DeepFog-2: Optimized distributed implementation of Deep Learning models over networked multitier Fog platforms for IoT stream applications
Componente | Categoria |
---|---|
Enzo Baccarelli | Componenti strutturati del gruppo di ricerca |
Lorenzo Piazzo | Componenti strutturati del gruppo di ricerca |
Federico Muciaccia | Dottorando/Assegnista/Specializzando componente non strutturato del gruppo di ricerca |
According to the mainstream of the Sixth Generation (6G) communication paradigm, the incoming IoT big data era requires efficient and resource-saving mining of large sets of distributed data through the seamless integration of heterogeneous terrestrial and aerial (e.g., drone supported) wireless subnetworks.

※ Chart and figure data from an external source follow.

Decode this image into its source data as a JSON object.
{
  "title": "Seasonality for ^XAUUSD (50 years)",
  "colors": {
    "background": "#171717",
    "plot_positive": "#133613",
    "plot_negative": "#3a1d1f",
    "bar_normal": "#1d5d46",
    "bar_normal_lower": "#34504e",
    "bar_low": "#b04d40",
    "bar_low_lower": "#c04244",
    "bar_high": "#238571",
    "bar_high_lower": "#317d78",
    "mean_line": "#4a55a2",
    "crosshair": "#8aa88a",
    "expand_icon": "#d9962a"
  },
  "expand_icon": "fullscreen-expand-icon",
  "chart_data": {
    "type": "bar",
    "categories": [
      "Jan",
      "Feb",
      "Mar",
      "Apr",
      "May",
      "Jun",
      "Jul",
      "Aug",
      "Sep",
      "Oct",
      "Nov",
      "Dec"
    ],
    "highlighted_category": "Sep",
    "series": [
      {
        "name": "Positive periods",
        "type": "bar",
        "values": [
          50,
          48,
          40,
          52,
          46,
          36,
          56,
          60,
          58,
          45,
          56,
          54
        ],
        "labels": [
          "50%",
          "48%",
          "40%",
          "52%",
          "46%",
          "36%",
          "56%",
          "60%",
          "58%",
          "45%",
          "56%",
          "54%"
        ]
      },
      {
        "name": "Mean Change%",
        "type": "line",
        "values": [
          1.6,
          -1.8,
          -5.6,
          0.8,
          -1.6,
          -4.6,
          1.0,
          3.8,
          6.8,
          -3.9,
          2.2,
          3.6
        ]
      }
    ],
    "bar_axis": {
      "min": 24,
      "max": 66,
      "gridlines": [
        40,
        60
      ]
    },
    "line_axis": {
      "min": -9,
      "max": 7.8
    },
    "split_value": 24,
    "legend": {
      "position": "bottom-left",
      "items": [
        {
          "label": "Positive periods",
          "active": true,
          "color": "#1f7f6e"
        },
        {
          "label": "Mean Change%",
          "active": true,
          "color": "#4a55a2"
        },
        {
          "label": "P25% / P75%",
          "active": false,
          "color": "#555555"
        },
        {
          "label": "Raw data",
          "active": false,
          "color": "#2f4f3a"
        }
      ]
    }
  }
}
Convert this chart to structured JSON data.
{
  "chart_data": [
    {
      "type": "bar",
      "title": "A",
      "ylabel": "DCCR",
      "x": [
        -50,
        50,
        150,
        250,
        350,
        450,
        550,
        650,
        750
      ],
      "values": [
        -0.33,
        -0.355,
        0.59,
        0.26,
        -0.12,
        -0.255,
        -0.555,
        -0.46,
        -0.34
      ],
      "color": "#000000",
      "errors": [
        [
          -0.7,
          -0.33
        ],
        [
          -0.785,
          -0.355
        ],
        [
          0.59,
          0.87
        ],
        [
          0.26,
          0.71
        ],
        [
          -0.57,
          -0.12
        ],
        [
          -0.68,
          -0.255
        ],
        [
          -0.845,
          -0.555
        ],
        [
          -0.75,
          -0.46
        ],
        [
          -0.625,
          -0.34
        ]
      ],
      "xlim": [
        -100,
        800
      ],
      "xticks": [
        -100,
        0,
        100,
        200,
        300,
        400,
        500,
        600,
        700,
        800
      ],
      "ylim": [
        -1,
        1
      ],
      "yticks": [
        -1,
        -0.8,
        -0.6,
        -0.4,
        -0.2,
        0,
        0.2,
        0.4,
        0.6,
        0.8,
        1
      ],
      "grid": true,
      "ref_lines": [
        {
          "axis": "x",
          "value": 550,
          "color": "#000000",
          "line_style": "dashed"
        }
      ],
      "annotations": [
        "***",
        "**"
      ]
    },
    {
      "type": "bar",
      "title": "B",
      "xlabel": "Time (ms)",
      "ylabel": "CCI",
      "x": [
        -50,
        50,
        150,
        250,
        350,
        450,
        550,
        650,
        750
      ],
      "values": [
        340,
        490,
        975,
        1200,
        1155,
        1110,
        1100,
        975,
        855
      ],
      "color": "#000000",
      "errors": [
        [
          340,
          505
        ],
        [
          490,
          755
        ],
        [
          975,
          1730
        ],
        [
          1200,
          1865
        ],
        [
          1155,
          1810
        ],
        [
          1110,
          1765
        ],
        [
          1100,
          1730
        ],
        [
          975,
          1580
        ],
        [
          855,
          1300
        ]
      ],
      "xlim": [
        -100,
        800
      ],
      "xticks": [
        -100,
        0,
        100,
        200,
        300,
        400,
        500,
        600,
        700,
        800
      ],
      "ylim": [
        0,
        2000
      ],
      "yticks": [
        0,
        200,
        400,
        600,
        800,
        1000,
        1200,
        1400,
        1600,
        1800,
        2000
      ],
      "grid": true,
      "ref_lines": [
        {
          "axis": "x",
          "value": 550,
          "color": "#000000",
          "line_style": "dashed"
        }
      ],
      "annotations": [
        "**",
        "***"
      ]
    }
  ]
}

To this end, a viable approach could be to attempt to resort to the synergic exploitation of two emerging paradigms, namely, Deep Neural Networks (DNNs) with early exits and Fog Computing (FC). From an IoT perspective, the most appealing feature of DNNs is their hierarchical layer-wise organization, potentially matching the hierarchical organization of the underlying Fog-supported execution platform. However, both the training and inference phases of current DNNs are too cumbersome to be executed by IoT devices, and their remote and centralized implementation induces large communication delays and is bandwidth-wasting. Motivated by these considerations, this proposal plans the activity for the SECOND year of the (two-year) "DeepFog" project. The project aims at developing the integration of the emerging paradigms of the Conditional DNNs (CDNNs) with early exits and FC. For this purpose, the exploitation of the powerful and recent paradigm of Federated Learning (FL) is also exploited for the distributed and asynchronous Fog-supported (and, possibly, drone-aided) training of the underlying CDNN under resource and fairness constraints. Overall, according to the 6G vision, main goals of the DeepFog-2 project are to complete the design and validate in SW the related algorithms already developed during the FIRST research year, by focusing on the:
- formalization of the main building blocks and functionalities of the overall DeepFog technological platform;
- design of a novel asynchronous fast-adaptive FL protocol for the training of CDNNs for Fog supported IoT stream applications;
- design and implementation of the Flying Federated Learning (FFL) toolbox.